The LRAC’s Committee on Occupational Safety and Health Statistics was particularly helpful in the evolution of the survey. In its meeting on December 12, 2000, the LRAC committee critiqued the plans and the proposed questions (after the initial cognitive tests but prior to the field test), identified questions that could be eliminated, and prioritized questions that it would like added. Among the issues raised by the LRAC were (1) the prevalence of both “voluntary” and “routine” respirator use and how these two forms of use differ in participating establishments; (2) the prevalence of both “regular” and “emergency” respirator use and how these two forms of use differ in participating establishments; and (3) the duration of respirator use once employees have put them on (e.g., how long do employees wear respirators after putting them on and when do they take them off?).
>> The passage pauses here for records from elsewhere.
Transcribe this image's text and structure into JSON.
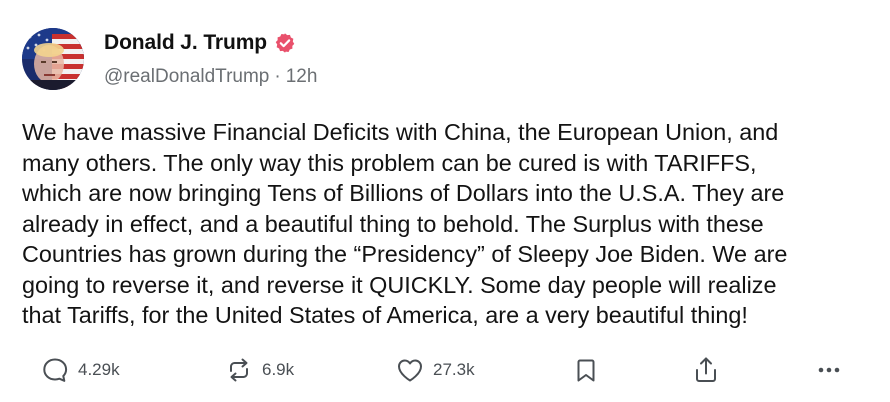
{
  "post": {
    "author": {
      "display_name": "Donald J. Trump",
      "handle": "@realDonaldTrump",
      "separator": "·",
      "time_ago": "12h",
      "verified": true
    },
    "text": "We have massive Financial Deficits with China, the European Union, and\nmany others. The only way this problem can be cured is with TARIFFS,\nwhich are now bringing Tens of Billions of Dollars into the U.S.A. They are\nalready in effect, and a beautiful thing to behold. The Surplus with these\nCountries has grown during the “Presidency” of Sleepy Joe Biden. We are\ngoing to reverse it, and reverse it QUICKLY. Some day people will realize\nthat Tariffs, for the United States of America, are a very beautiful thing!",
    "actions": {
      "replies": {
        "icon": "reply-icon",
        "count": "4.29k"
      },
      "reposts": {
        "icon": "repost-icon",
        "count": "6.9k"
      },
      "likes": {
        "icon": "heart-icon",
        "count": "27.3k"
      },
      "bookmark": {
        "icon": "bookmark-icon"
      },
      "share": {
        "icon": "share-icon"
      },
      "more": {
        "icon": "more-icon"
      }
    }
  },
  "colors": {
    "verified_badge": "#e9516c",
    "text": "#131313",
    "muted": "#6b6f73",
    "icon": "#4a4f54"
  }
}
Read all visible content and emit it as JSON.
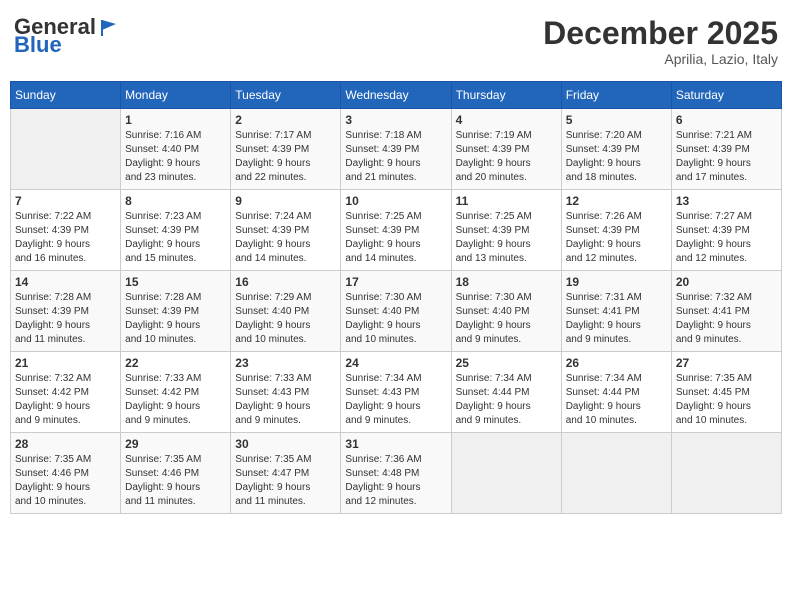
{
  "header": {
    "logo_general": "General",
    "logo_blue": "Blue",
    "month_title": "December 2025",
    "location": "Aprilia, Lazio, Italy"
  },
  "weekdays": [
    "Sunday",
    "Monday",
    "Tuesday",
    "Wednesday",
    "Thursday",
    "Friday",
    "Saturday"
  ],
  "weeks": [
    [
      {
        "day": "",
        "info": ""
      },
      {
        "day": "1",
        "info": "Sunrise: 7:16 AM\nSunset: 4:40 PM\nDaylight: 9 hours\nand 23 minutes."
      },
      {
        "day": "2",
        "info": "Sunrise: 7:17 AM\nSunset: 4:39 PM\nDaylight: 9 hours\nand 22 minutes."
      },
      {
        "day": "3",
        "info": "Sunrise: 7:18 AM\nSunset: 4:39 PM\nDaylight: 9 hours\nand 21 minutes."
      },
      {
        "day": "4",
        "info": "Sunrise: 7:19 AM\nSunset: 4:39 PM\nDaylight: 9 hours\nand 20 minutes."
      },
      {
        "day": "5",
        "info": "Sunrise: 7:20 AM\nSunset: 4:39 PM\nDaylight: 9 hours\nand 18 minutes."
      },
      {
        "day": "6",
        "info": "Sunrise: 7:21 AM\nSunset: 4:39 PM\nDaylight: 9 hours\nand 17 minutes."
      }
    ],
    [
      {
        "day": "7",
        "info": "Sunrise: 7:22 AM\nSunset: 4:39 PM\nDaylight: 9 hours\nand 16 minutes."
      },
      {
        "day": "8",
        "info": "Sunrise: 7:23 AM\nSunset: 4:39 PM\nDaylight: 9 hours\nand 15 minutes."
      },
      {
        "day": "9",
        "info": "Sunrise: 7:24 AM\nSunset: 4:39 PM\nDaylight: 9 hours\nand 14 minutes."
      },
      {
        "day": "10",
        "info": "Sunrise: 7:25 AM\nSunset: 4:39 PM\nDaylight: 9 hours\nand 14 minutes."
      },
      {
        "day": "11",
        "info": "Sunrise: 7:25 AM\nSunset: 4:39 PM\nDaylight: 9 hours\nand 13 minutes."
      },
      {
        "day": "12",
        "info": "Sunrise: 7:26 AM\nSunset: 4:39 PM\nDaylight: 9 hours\nand 12 minutes."
      },
      {
        "day": "13",
        "info": "Sunrise: 7:27 AM\nSunset: 4:39 PM\nDaylight: 9 hours\nand 12 minutes."
      }
    ],
    [
      {
        "day": "14",
        "info": "Sunrise: 7:28 AM\nSunset: 4:39 PM\nDaylight: 9 hours\nand 11 minutes."
      },
      {
        "day": "15",
        "info": "Sunrise: 7:28 AM\nSunset: 4:39 PM\nDaylight: 9 hours\nand 10 minutes."
      },
      {
        "day": "16",
        "info": "Sunrise: 7:29 AM\nSunset: 4:40 PM\nDaylight: 9 hours\nand 10 minutes."
      },
      {
        "day": "17",
        "info": "Sunrise: 7:30 AM\nSunset: 4:40 PM\nDaylight: 9 hours\nand 10 minutes."
      },
      {
        "day": "18",
        "info": "Sunrise: 7:30 AM\nSunset: 4:40 PM\nDaylight: 9 hours\nand 9 minutes."
      },
      {
        "day": "19",
        "info": "Sunrise: 7:31 AM\nSunset: 4:41 PM\nDaylight: 9 hours\nand 9 minutes."
      },
      {
        "day": "20",
        "info": "Sunrise: 7:32 AM\nSunset: 4:41 PM\nDaylight: 9 hours\nand 9 minutes."
      }
    ],
    [
      {
        "day": "21",
        "info": "Sunrise: 7:32 AM\nSunset: 4:42 PM\nDaylight: 9 hours\nand 9 minutes."
      },
      {
        "day": "22",
        "info": "Sunrise: 7:33 AM\nSunset: 4:42 PM\nDaylight: 9 hours\nand 9 minutes."
      },
      {
        "day": "23",
        "info": "Sunrise: 7:33 AM\nSunset: 4:43 PM\nDaylight: 9 hours\nand 9 minutes."
      },
      {
        "day": "24",
        "info": "Sunrise: 7:34 AM\nSunset: 4:43 PM\nDaylight: 9 hours\nand 9 minutes."
      },
      {
        "day": "25",
        "info": "Sunrise: 7:34 AM\nSunset: 4:44 PM\nDaylight: 9 hours\nand 9 minutes."
      },
      {
        "day": "26",
        "info": "Sunrise: 7:34 AM\nSunset: 4:44 PM\nDaylight: 9 hours\nand 10 minutes."
      },
      {
        "day": "27",
        "info": "Sunrise: 7:35 AM\nSunset: 4:45 PM\nDaylight: 9 hours\nand 10 minutes."
      }
    ],
    [
      {
        "day": "28",
        "info": "Sunrise: 7:35 AM\nSunset: 4:46 PM\nDaylight: 9 hours\nand 10 minutes."
      },
      {
        "day": "29",
        "info": "Sunrise: 7:35 AM\nSunset: 4:46 PM\nDaylight: 9 hours\nand 11 minutes."
      },
      {
        "day": "30",
        "info": "Sunrise: 7:35 AM\nSunset: 4:47 PM\nDaylight: 9 hours\nand 11 minutes."
      },
      {
        "day": "31",
        "info": "Sunrise: 7:36 AM\nSunset: 4:48 PM\nDaylight: 9 hours\nand 12 minutes."
      },
      {
        "day": "",
        "info": ""
      },
      {
        "day": "",
        "info": ""
      },
      {
        "day": "",
        "info": ""
      }
    ]
  ]
}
The LRAC advised BLS of its priorities for information about respirator use in the workplace. LRAC priorities were (1) emergency response, (2) duration of use, (3) knowledge of who does the training, (4) determination of when the establishment last reviewed its program, and (5) knowledge of whether employees failed medical testing in the establishment’s respirator program.8,9
BLS reported back to the LRAC after the initial round of data collection in November 2001. A member of the LRAC again asked if it was possible to capture public-sector respirator use data. A public-sector frame can be constructed in about 30 states that gather public-sector data for the SOII, but not in the others. However, it was decided to continue to restrict this survey to the private sector.
In the end, the OMB survey approval request form, required for all federal data collections involving the private sector, represented that series of compromises based on trade-offs. The OMB survey plans were approved and the survey was sent to the field.
BLS, Supporting Statement, Information Collection Request.
Federal Register, October 27, 2000, p. 64459.
BLS, Labor Research Advisory Council, Committee on Occupational Safety and Health Statistics, minutes, December 12, 2000, p. 6.
In the prepublication version of this report the statement was made that BLS did not implement LRAC recommendations related to respirator use in the workplace. Subsequent information received from the sponsor proved otherwise. Therefore the statement “None of these made the final cut” and the corresponding footnote were deleted.